Because the glands are on the underside of the insect, it’s difficult to see which are involved in the rubbing. Nevertheless, the authors write, “Observations confirm that the van der Vecht gland is exposed during gastral rubbing but that the Richards’ gland and glands associated with the sting apparatus may also contribute to a marking pheromone.”
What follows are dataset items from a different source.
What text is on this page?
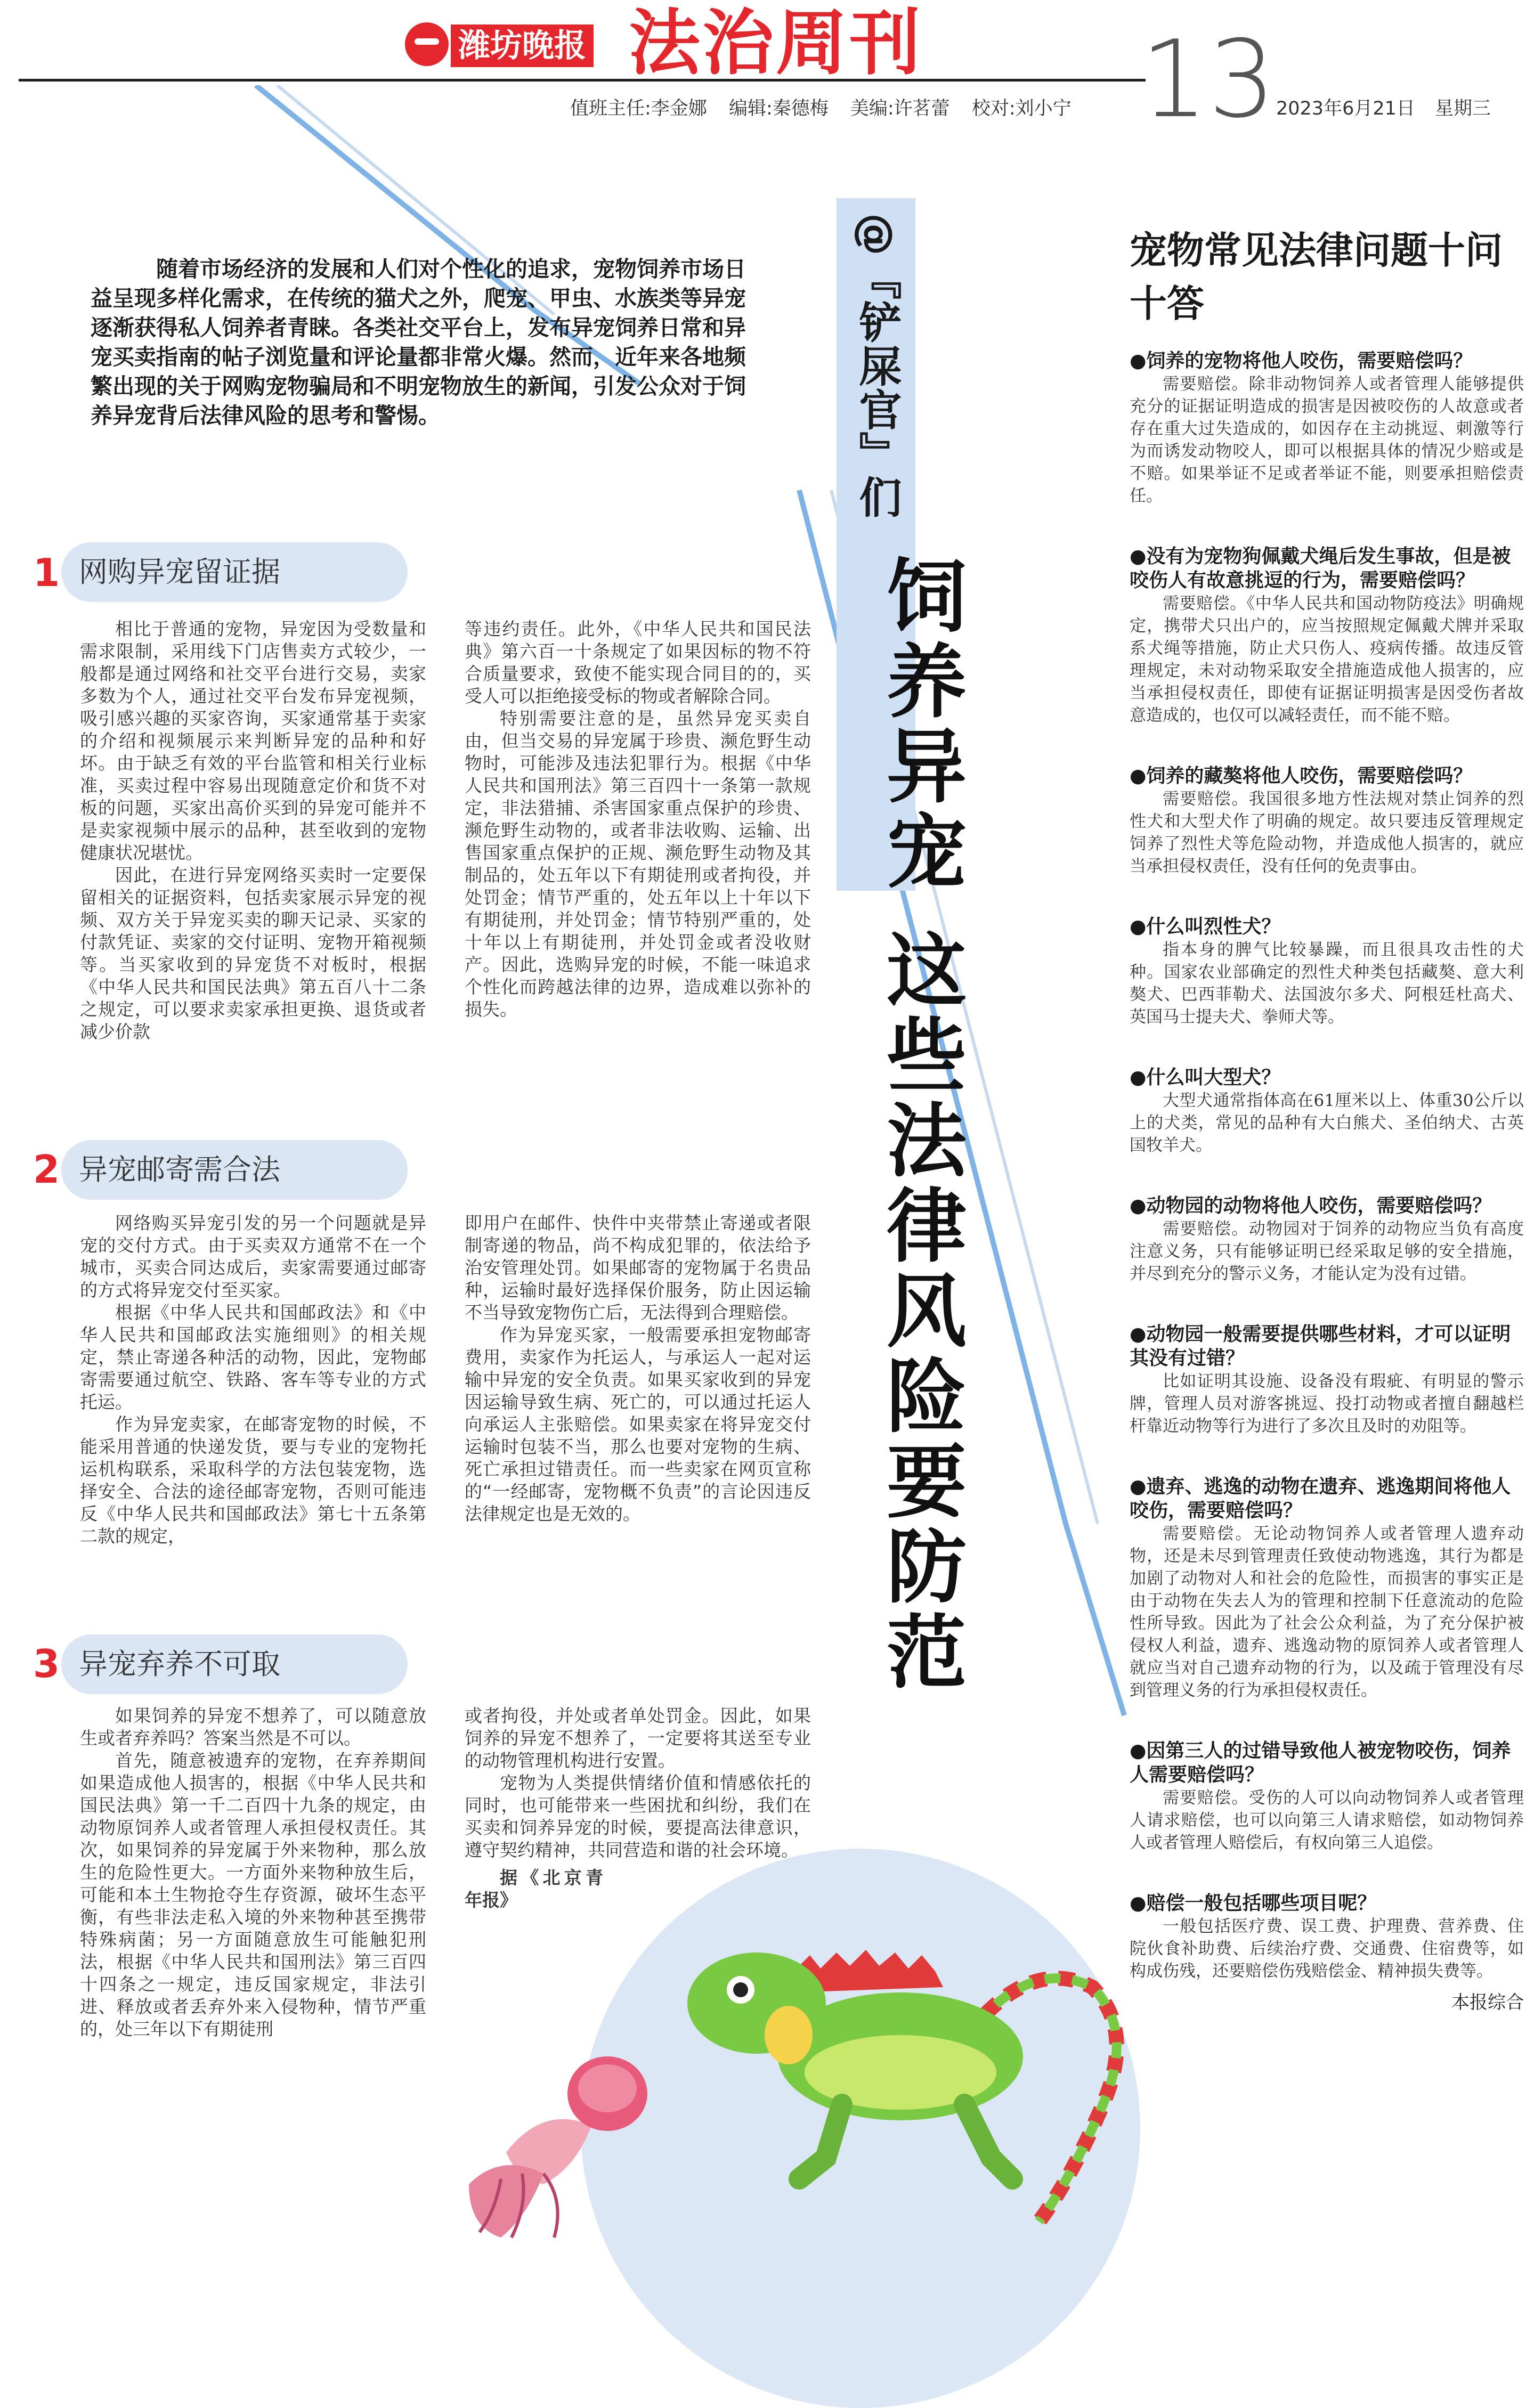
潍坊晚报 法治周刊
值班主任:李金娜 编辑:秦德梅 美编:许茗蕾 校对:刘小宁 13 2023年6月21日 星期三

随着市场经济的发展和人们对个性化的追求，宠物饲养市场日益呈现多样化需求，在传统的猫犬之外，爬宠、甲虫、水族类等异宠逐渐获得私人饲养者青睐。各类社交平台上，发布异宠饲养日常和异宠买卖指南的帖子浏览量和评论量都非常火爆。然而，近年来各地频繁出现的关于网购宠物骗局和不明宠物放生的新闻，引发公众对于饲养异宠背后法律风险的思考和警惕。

1 网购异宠留证据

相比于普通的宠物，异宠因为受数量和需求限制，采用线下门店售卖方式较少，一般都是通过网络和社交平台进行交易，卖家多数为个人，通过社交平台发布异宠视频，吸引感兴趣的买家咨询，买家通常基于卖家的介绍和视频展示来判断异宠的品种和好坏。由于缺乏有效的平台监管和相关行业标准，买卖过程中容易出现随意定价和货不对板的问题，买家出高价买到的异宠可能并不是卖家视频中展示的品种，甚至收到的宠物健康状况堪忧。

因此，在进行异宠网络买卖时一定要保留相关的证据资料，包括卖家展示异宠的视频、双方关于异宠买卖的聊天记录、买家的付款凭证、卖家的交付证明、宠物开箱视频等。当买家收到的异宠货不对板时，根据《中华人民共和国民法典》第五百八十二条之规定，可以要求卖家承担更换、退货或者减少价款

等违约责任。此外，《中华人民共和国民法典》第六百一十条规定了如果因标的物不符合质量要求，致使不能实现合同目的的，买受人可以拒绝接受标的物或者解除合同。

特别需要注意的是，虽然异宠买卖自由，但当交易的异宠属于珍贵、濒危野生动物时，可能涉及违法犯罪行为。根据《中华人民共和国刑法》第三百四十一条第一款规定，非法猎捕、杀害国家重点保护的珍贵、濒危野生动物的，或者非法收购、运输、出售国家重点保护的正规、濒危野生动物及其制品的，处五年以下有期徒刑或者拘役，并处罚金；情节严重的，处五年以上十年以下有期徒刑，并处罚金；情节特别严重的，处十年以上有期徒刑，并处罚金或者没收财产。因此，选购异宠的时候，不能一味追求个性化而跨越法律的边界，造成难以弥补的损失。

2 异宠邮寄需合法

网络购买异宠引发的另一个问题就是异宠的交付方式。由于买卖双方通常不在一个城市，买卖合同达成后，卖家需要通过邮寄的方式将异宠交付至买家。

根据《中华人民共和国邮政法》和《中华人民共和国邮政法实施细则》的相关规定，禁止寄递各种活的动物，因此，宠物邮寄需要通过航空、铁路、客车等专业的方式托运。

作为异宠卖家，在邮寄宠物的时候，不能采用普通的快递发货，要与专业的宠物托运机构联系，采取科学的方法包装宠物，选择安全、合法的途径邮寄宠物，否则可能违反《中华人民共和国邮政法》第七十五条第二款的规定，

即用户在邮件、快件中夹带禁止寄递或者限制寄递的物品，尚不构成犯罪的，依法给予治安管理处罚。如果邮寄的宠物属于名贵品种，运输时最好选择保价服务，防止因运输不当导致宠物伤亡后，无法得到合理赔偿。

作为异宠买家，一般需要承担宠物邮寄费用，卖家作为托运人，与承运人一起对运输中异宠的安全负责。如果买家收到的异宠因运输导致生病、死亡的，可以通过托运人向承运人主张赔偿。如果卖家在将异宠交付运输时包装不当，那么也要对宠物的生病、死亡承担过错责任。而一些卖家在网页宣称的“一经邮寄，宠物概不负责”的言论因违反法律规定也是无效的。

3 异宠弃养不可取

如果饲养的异宠不想养了，可以随意放生或者弃养吗？答案当然是不可以。

首先，随意被遗弃的宠物，在弃养期间如果造成他人损害的，根据《中华人民共和国民法典》第一千二百四十九条的规定，由动物原饲养人或者管理人承担侵权责任。其次，如果饲养的异宠属于外来物种，那么放生的危险性更大。一方面外来物种放生后，可能和本土生物抢夺生存资源，破坏生态平衡，有些非法走私入境的外来物种甚至携带特殊病菌；另一方面随意放生可能触犯刑法，根据《中华人民共和国刑法》第三百四十四条之一规定，违反国家规定，非法引进、释放或者丢弃外来入侵物种，情节严重的，处三年以下有期徒刑

或者拘役，并处或者单处罚金。因此，如果饲养的异宠不想养了，一定要将其送至专业的动物管理机构进行安置。

宠物为人类提供情绪价值和情感依托的同时，也可能带来一些困扰和纠纷，我们在买卖和饲养异宠的时候，要提高法律意识，遵守契约精神，共同营造和谐的社会环境。

据《北京青年报》

@『铲屎官』们
饲养异宠 这些法律风险要防范
宠物常见法律问题十问十答
●饲养的宠物将他人咬伤，需要赔偿吗？
需要赔偿。除非动物饲养人或者管理人能够提供充分的证据证明造成的损害是因被咬伤的人故意或者存在重大过失造成的，如因存在主动挑逗、刺激等行为而诱发动物咬人，即可以根据具体的情况少赔或是不赔。如果举证不足或者举证不能，则要承担赔偿责任。
●没有为宠物狗佩戴犬绳后发生事故，但是被咬伤人有故意挑逗的行为，需要赔偿吗？
需要赔偿。《中华人民共和国动物防疫法》明确规定，携带犬只出户的，应当按照规定佩戴犬牌并采取系犬绳等措施，防止犬只伤人、疫病传播。故违反管理规定，未对动物采取安全措施造成他人损害的，应当承担侵权责任，即使有证据证明损害是因受伤者故意造成的，也仅可以减轻责任，而不能不赔。
●饲养的藏獒将他人咬伤，需要赔偿吗？
需要赔偿。我国很多地方性法规对禁止饲养的烈性犬和大型犬作了明确的规定。故只要违反管理规定饲养了烈性犬等危险动物，并造成他人损害的，就应当承担侵权责任，没有任何的免责事由。
●什么叫烈性犬？
指本身的脾气比较暴躁，而且很具攻击性的犬种。国家农业部确定的烈性犬种类包括藏獒、意大利獒犬、巴西菲勒犬、法国波尔多犬、阿根廷杜高犬、英国马士提夫犬、拳师犬等。
●什么叫大型犬？
大型犬通常指体高在61厘米以上、体重30公斤以上的犬类，常见的品种有大白熊犬、圣伯纳犬、古英国牧羊犬。
●动物园的动物将他人咬伤，需要赔偿吗？
需要赔偿。动物园对于饲养的动物应当负有高度注意义务，只有能够证明已经采取足够的安全措施，并尽到充分的警示义务，才能认定为没有过错。
●动物园一般需要提供哪些材料，才可以证明其没有过错？
比如证明其设施、设备没有瑕疵、有明显的警示牌，管理人员对游客挑逗、投打动物或者擅自翻越栏杆靠近动物等行为进行了多次且及时的劝阻等。
●遗弃、逃逸的动物在遗弃、逃逸期间将他人咬伤，需要赔偿吗？
需要赔偿。无论动物饲养人或者管理人遗弃动物，还是未尽到管理责任致使动物逃逸，其行为都是加剧了动物对人和社会的危险性，而损害的事实正是由于动物在失去人为的管理和控制下任意流动的危险性所导致。因此为了社会公众利益，为了充分保护被侵权人利益，遗弃、逃逸动物的原饲养人或者管理人就应当对自己遗弃动物的行为，以及疏于管理没有尽到管理义务的行为承担侵权责任。
●因第三人的过错导致他人被宠物咬伤，饲养人需要赔偿吗？
需要赔偿。受伤的人可以向动物饲养人或者管理人请求赔偿，也可以向第三人请求赔偿，如动物饲养人或者管理人赔偿后，有权向第三人追偿。
●赔偿一般包括哪些项目呢？
一般包括医疗费、误工费、护理费、营养费、住院伙食补助费、后续治疗费、交通费、住宿费等，如构成伤残，还要赔偿伤残赔偿金、精神损失费等。
本报综合
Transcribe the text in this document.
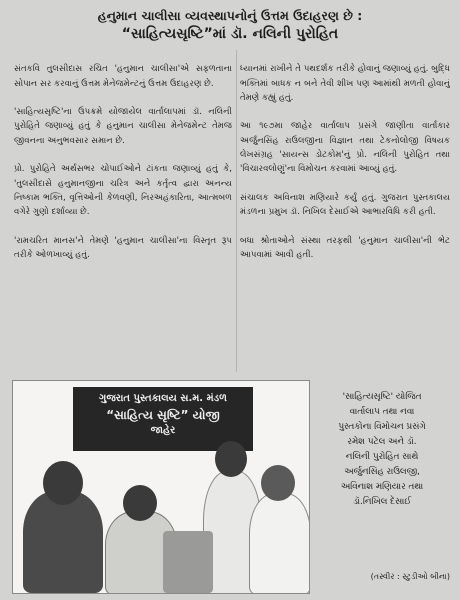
હનુમાન ચાલીસા વ્યવસ્થાપનોનું ઉત્તમ ઉદાહરણ છે :
“સાહિત્યસૃષ્ટિ”માં ડૉ. નલિની પુરોહિત

સંતકવિ તુલસીદાસ રચિત 'હનુમાન ચાલીસા'એ સફળતાના સોપાન સર કરવાનું ઉત્તમ મેનેજમેન્ટનું ઉત્તમ ઉદાહરણ છે.

'સાહિત્યસૃષ્ટિ'ના ઉપક્રમે યોજાયેલ વાર્તાલાપમાં ડૉ. નલિની પુરોહિતે જણાવ્યું હતું કે હનુમાન ચાલીસા મેનેજમેન્ટ તેમજ જીવનના અનુભવસાર સમાન છે.

પ્રો. પુરોહિતે અર્થસભર ચોપાઈઓને ટાંકતા જણાવ્યું હતું કે, 'તુલસીદાસે હનુમાનજીના ચરિત્ર અને કર્તૃત્વ દ્વારા અનન્ય નિષ્કામ ભક્તિ, વૃત્તિઓની કેળવણી, નિરઅહંકારિતા, આત્મબળ વગેરે ગુણો દર્શાવ્યા છે.

'રામચરિત માનસ'ને તેમણે 'હનુમાન ચાલીસા'ના વિસ્તૃત રૂપ તરીકે ઓળખાવ્યું હતું.

ધ્યાનમાં રાખીને તે પથદર્શક તરીકે હોવાનું જણાવ્યું હતું. બુદ્ધિ ભક્તિમાં બાધક ન બને તેવી શીખ પણ આમાંથી મળતી હોવાનું તેમણે કહ્યું હતું.

આ ૧૯૭મા જાહેર વાર્તાલાપ પ્રસંગે જાણીતા વાર્તાકાર અર્જુનસિંહ રાઉલજીના વિજ્ઞાન તથા ટેકનોલોજી વિષયક લેખસંગ્રહ 'સાયન્સ ડોટકોમ'નું પ્રો. નલિની પુરોહિત તથા 'વિચારવલોણું'ના વિમોચન કરવામાં આવ્યું હતું.

સંચાલક અવિનાશ મણિયારે કર્યું હતું. ગુજરાત પુસ્તકાલય મંડળના પ્રમુખ ડૉ. નિખિલ દેસાઈએ આભારવિધિ કરી હતી.

બધા શ્રોતાઓને સંસ્થા તરફથી 'હનુમાન ચાલીસા'ની ભેટ આપવામાં આવી હતી.

ગુજરાત પુસ્તકાલય સ.મ. મંડળ
“સાહિત્ય સૃષ્ટિ” યોજી
જાહેર
'સાહિત્યસૃષ્ટિ' યોજિત
વાર્તાલાપ તથા નવા
પુસ્તકોના વિમોચન પ્રસંગે
રમેશ પટેલ અને ડૉ.
નલિની પુરોહિત સાથે
અર્જુનસિંહ રાઉલજી,
અવિનાશ મણિયાર તથા
ડૉ.નિખિલ દેસાઈ
(તસ્વીર : સ્ટુડીઓ બીના)
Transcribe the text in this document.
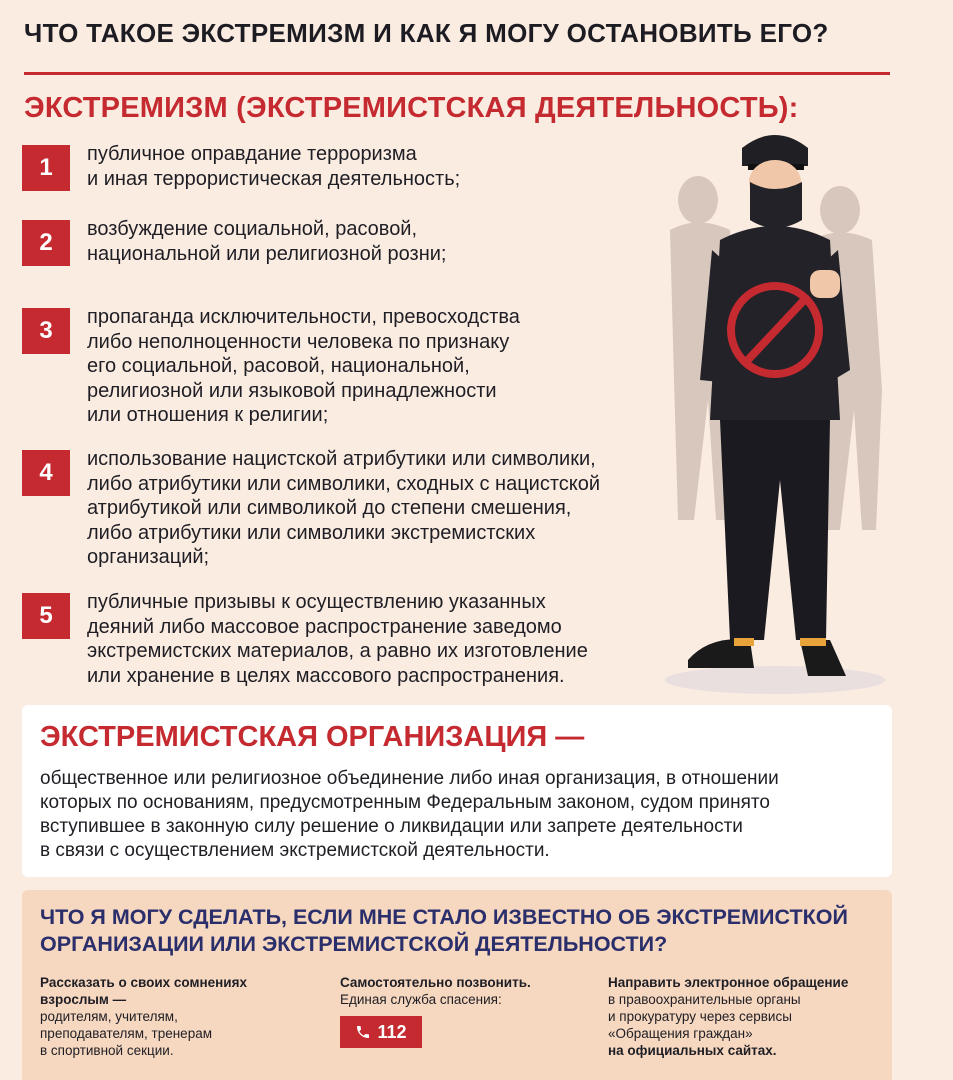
ЧТО ТАКОЕ ЭКСТРЕМИЗМ И КАК Я МОГУ ОСТАНОВИТЬ ЕГО?
ЭКСТРЕМИЗМ (ЭКСТРЕМИСТСКАЯ ДЕЯТЕЛЬНОСТЬ):
1	публичное оправдание терроризма
и иная террористическая деятельность;
2	возбуждение социальной, расовой,
национальной или религиозной розни;
3	пропаганда исключительности, превосходства
либо неполноценности человека по признаку
его социальной, расовой, национальной,
религиозной или языковой принадлежности
или отношения к религии;
4	использование нацистской атрибутики или символики,
либо атрибутики или символики, сходных с нацистской
атрибутикой или символикой до степени смешения,
либо атрибутики или символики экстремистских
организаций;
5	публичные призывы к осуществлению указанных
деяний либо массовое распространение заведомо
экстремистских материалов, а равно их изготовление
или хранение в целях массового распространения.
ЭКСТРЕМИСТСКАЯ ОРГАНИЗАЦИЯ —
общественное или религиозное объединение либо иная организация, в отношении
которых по основаниям, предусмотренным Федеральным законом, судом принято
вступившее в законную силу решение о ликвидации или запрете деятельности
в связи с осуществлением экстремистской деятельности.
ЧТО Я МОГУ СДЕЛАТЬ, ЕСЛИ МНЕ СТАЛО ИЗВЕСТНО ОБ ЭКСТРЕМИСТКОЙ
ОРГАНИЗАЦИИ ИЛИ ЭКСТРЕМИСТСКОЙ ДЕЯТЕЛЬНОСТИ?
Рассказать о своих сомнениях
взрослым —
родителям, учителям,
преподавателям, тренерам
в спортивной секции.
Самостоятельно позвонить.
Единая служба спасения:
112
Направить электронное обращение
в правоохранительные органы
и прокуратуру через сервисы
«Обращения граждан»
на официальных сайтах.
The scientists recorded V. soror activity over several days at an Apis cerana apiary in Vietnam. Lots of hornets were present during the study period. “Just hornets at a salad bar,” Mattila says, “grazing and grabbing bees,” and sometimes rubbing their hind ends on nest boxes or overhead vegetation. Some colonies weren’t marked or received only a rub or two. “We saw lots of marking going on that didn’t lead to a massive attack,” Mattila says. Some colonies, however, were heavily rubbed — and that heavy marking mattered. At one colony that received 26 rubbings over three hours, the hornets had, the authors write, “transitioned from hunting to attempting to breach the nest entrance.” Mattila says, “we feel pretty confident these things are linked.”
Mattila notes that a lot more work needs to be done to understand how giant hornets communicate. “I kind of cringe sometimes thinking about this whole ‘murder hornet’ label, because these are really incredible animals. They are really beautiful creatures that are doing something hardly any other social insect does,” Mattila says. “And it’s fun to see up close how their parts are built for this.”